Cryptocurrency investors risk losing all their money invested in speculative, “too good to be true” assets and are at serious risk from fraudsters. This is what the European Union’s securities, banking and insurance watchdogs said in a joint statement on Thursday.
“Consumers face the very real possibility of losing all their invested money if they buy these assets,” the three EU authorities said.
It marks a ratcheting up of direct warnings to consumers about crypto-assets by EU authorities, spelling out that consumers have no protections or recourse to compensation under existing EU financial services law.
Regulators are increasingly worried that more consumers are buying 17,000 different crypto-assets, including Bitcoin and Ether, which account for 60 per cent of the market, without being fully aware of the risks, the regulators said.

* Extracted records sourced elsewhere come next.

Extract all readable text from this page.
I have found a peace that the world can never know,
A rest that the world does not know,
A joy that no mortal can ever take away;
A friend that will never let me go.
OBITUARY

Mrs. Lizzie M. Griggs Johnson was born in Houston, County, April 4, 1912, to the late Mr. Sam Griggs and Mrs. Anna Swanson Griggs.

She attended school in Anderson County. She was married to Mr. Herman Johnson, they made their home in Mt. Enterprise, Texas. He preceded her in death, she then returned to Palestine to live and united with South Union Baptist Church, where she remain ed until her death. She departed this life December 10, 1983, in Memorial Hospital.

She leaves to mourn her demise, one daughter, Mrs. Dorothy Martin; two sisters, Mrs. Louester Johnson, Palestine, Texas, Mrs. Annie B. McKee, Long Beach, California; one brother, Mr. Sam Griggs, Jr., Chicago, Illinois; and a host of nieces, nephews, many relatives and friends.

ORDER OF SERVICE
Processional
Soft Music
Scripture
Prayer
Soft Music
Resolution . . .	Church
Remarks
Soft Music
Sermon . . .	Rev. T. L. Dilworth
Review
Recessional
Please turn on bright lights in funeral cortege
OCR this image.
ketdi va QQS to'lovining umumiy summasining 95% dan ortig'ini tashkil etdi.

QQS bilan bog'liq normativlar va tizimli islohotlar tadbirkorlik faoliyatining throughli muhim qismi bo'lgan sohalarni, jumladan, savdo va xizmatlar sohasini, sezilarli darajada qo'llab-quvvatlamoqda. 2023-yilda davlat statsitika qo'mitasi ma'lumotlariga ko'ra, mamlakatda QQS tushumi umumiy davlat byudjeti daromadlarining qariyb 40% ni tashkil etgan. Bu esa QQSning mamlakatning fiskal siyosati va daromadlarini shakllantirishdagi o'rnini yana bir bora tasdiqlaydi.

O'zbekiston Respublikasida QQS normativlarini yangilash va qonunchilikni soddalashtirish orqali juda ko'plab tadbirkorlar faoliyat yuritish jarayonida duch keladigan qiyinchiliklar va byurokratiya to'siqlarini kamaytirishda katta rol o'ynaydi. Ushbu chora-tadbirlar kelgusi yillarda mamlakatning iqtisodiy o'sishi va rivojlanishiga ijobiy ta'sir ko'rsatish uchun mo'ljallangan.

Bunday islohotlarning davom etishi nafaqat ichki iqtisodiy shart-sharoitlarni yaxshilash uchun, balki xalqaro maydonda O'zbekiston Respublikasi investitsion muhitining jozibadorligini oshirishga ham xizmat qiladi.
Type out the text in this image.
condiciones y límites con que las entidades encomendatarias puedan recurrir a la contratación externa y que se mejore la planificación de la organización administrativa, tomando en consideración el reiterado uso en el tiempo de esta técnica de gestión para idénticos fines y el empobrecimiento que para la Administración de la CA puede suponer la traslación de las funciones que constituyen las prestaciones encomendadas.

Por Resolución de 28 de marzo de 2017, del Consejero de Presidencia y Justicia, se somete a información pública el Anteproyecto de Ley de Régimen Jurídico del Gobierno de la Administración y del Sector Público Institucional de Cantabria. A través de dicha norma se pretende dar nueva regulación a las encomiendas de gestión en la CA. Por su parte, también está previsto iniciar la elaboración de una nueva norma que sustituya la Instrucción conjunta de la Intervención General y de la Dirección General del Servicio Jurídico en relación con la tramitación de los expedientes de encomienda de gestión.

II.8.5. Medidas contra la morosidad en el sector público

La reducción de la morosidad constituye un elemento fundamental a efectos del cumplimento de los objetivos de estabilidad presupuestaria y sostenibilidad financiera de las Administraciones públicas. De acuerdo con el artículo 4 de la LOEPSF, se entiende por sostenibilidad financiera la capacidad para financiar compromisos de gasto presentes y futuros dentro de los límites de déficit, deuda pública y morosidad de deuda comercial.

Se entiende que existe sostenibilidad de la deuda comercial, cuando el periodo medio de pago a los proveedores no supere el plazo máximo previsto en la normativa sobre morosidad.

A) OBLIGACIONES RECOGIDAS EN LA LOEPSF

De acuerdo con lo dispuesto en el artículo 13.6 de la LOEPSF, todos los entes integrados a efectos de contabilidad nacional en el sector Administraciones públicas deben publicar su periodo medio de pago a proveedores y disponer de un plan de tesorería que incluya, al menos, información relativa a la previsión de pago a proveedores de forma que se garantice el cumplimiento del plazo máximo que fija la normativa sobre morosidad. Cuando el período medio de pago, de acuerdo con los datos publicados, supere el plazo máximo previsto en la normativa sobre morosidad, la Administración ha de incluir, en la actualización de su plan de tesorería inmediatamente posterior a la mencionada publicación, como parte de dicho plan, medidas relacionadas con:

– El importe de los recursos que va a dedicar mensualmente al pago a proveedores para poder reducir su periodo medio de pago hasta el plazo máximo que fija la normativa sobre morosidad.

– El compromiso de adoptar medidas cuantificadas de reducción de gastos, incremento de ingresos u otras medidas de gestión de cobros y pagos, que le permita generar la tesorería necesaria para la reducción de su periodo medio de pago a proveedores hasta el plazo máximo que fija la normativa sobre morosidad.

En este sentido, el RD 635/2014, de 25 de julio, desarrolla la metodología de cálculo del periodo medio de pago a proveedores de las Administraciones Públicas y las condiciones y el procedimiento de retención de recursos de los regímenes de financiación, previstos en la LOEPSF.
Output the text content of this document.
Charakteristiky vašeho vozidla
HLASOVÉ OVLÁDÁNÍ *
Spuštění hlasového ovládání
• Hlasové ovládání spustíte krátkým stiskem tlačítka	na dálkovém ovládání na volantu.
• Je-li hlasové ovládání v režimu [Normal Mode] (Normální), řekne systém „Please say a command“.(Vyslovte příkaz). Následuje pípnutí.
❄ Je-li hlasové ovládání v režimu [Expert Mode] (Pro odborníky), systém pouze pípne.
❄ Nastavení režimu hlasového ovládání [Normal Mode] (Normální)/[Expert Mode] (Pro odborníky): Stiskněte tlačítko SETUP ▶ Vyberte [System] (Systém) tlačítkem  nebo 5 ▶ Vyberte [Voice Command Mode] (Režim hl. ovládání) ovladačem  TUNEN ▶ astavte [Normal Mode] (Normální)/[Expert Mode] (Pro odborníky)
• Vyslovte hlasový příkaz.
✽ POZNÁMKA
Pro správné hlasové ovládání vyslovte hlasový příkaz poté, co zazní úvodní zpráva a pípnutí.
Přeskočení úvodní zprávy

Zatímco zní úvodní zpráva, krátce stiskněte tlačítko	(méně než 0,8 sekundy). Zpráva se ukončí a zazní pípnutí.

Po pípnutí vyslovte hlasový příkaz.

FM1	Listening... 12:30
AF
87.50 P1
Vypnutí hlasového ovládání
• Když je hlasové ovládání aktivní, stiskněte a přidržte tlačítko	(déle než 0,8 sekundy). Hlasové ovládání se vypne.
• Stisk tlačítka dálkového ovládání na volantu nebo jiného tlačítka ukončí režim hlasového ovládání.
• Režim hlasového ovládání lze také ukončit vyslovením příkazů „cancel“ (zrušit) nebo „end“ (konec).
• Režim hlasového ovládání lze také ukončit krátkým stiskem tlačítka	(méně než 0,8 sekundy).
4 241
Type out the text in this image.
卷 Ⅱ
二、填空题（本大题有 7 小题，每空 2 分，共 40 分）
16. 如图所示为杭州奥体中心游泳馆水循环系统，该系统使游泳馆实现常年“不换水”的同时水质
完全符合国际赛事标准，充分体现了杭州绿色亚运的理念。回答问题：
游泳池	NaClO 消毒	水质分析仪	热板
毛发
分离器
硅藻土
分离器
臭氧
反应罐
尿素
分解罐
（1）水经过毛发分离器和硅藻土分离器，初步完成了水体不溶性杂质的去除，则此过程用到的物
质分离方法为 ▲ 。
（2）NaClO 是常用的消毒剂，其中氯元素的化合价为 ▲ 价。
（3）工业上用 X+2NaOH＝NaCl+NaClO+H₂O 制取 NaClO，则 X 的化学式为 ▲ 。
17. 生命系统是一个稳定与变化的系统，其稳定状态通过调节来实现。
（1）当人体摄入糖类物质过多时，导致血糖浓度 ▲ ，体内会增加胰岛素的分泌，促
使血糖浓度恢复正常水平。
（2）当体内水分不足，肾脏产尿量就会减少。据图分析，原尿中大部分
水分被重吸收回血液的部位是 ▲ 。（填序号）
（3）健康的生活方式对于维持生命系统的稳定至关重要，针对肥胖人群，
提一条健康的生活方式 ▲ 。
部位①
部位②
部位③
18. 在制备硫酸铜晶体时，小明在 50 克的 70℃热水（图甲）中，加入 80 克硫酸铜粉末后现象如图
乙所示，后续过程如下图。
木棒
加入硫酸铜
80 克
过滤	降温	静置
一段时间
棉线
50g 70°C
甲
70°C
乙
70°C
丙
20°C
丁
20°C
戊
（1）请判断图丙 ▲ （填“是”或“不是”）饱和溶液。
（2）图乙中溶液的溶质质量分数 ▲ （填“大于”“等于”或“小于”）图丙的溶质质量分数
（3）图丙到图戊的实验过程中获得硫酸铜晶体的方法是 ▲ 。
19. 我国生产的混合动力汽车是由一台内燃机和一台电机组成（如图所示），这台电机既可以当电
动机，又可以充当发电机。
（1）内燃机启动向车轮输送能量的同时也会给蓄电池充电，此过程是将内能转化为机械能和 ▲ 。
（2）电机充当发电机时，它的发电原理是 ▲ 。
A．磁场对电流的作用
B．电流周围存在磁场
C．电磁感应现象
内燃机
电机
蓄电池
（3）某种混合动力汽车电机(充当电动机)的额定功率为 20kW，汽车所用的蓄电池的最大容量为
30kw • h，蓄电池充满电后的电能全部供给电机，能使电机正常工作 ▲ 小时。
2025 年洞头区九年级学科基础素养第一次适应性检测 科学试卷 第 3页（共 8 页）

“Consumers should be alert to the risks of misleading advertisements, including via social media and influencers. Consumers should be particularly wary of promised fast or high returns, especially those that look too good to be true,” the statement said.
The warning from the regulators also recommended prospective crypto investors ask themselves whether they could afford to lose the money they planned to invest, and whether they fully understood the features of the asset they were buying.
Last year, a rugpull scam hit buyers of a Squid Game-themed cryptocurrency when it transpired that the coin’s smart contracts prevented them from selling, even as the price peaked and then crashed.
Consumers should also be aware that energy consumption for producing some crypto-assets is high and that this can have an environmental impact, the statement said.